A timely paper has just been published on the possible adverse effects of such broadcasts. Witthöft and Rubin’s paper is entitled, Are media warnings about the adverse health effects of modern life self-fulfilling? An experimental study on idiopathic environmental intolerance attributed to electromagnetic fields.
The purpose of the paper was to look at the following question,
Medically unsubstantiated ‘intolerances’ to foods, chemicals and environmental toxins are common and are frequently discussed in the media. Idiopathic environmental intolerance attributed to electromagnetic fields (IEI-EMF) is one such condition and is characterized by symptoms that are attributed to exposure to electromagnetic fields (EMF). In this experiment, we tested whether media reports promote the development of this condition.

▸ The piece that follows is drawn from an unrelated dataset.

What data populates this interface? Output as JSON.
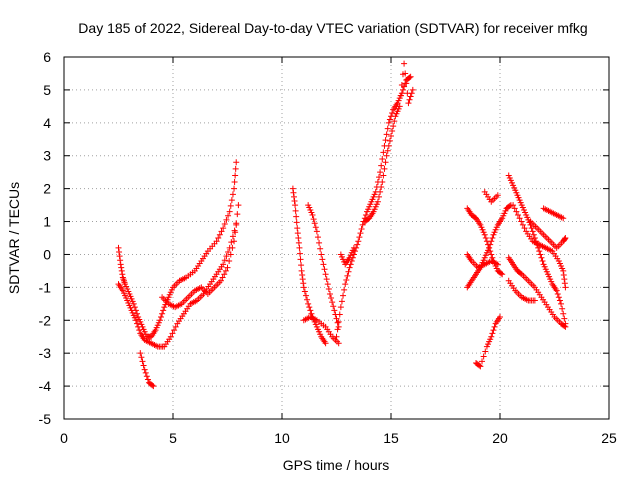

The experiment divided 147 people at random into two groups: the first asked people to look at a television programme on the alleged adverse effects of WiFi and the second looked at an unrelated programme. The researchers then told the participants that they were then going to expose them to a WiFi signal, but in fact, they were not. The results showed that the group that had seen the WiFi film had increased levels of anxiety, reported more symptoms, attributed those symptoms to the WiFi and an increased chance that they though they were electrosensitive.
Their conclusion was,
Media reports about the adverse effects of supposedly hazardous substances can increase the likelihood of experiencing symptoms following sham exposure and developing an apparent sensitivity to it. Greater engagement between journalists and scientists is required to counter these negative effects.
Greater engagement is indeed needed between journalists and scientists. I fear though that this is insufficient in that the journalists at the BBC did indeed understand what the mainstream view was. What appeared to fail was an acceptance of this position, a failure to understand how balance must work in scientific matters, and a failure to grasp how their own reporting could indeed make the situation worse for people.
There is a general awareness in the media and BBC now about how the reporting of suicides needs to be carried out with care to reduce risk to vulnerable viewers. People at risk of suicide, self-harm and eating disorders are not the only people who can be adversely affected by media reports. But the more general point is that this would not been an issue if the BBC had followed its own recommendations on balance in science reporting. I fear the BBC still has a long way to go in absorbing the conclusions of the Jones Report.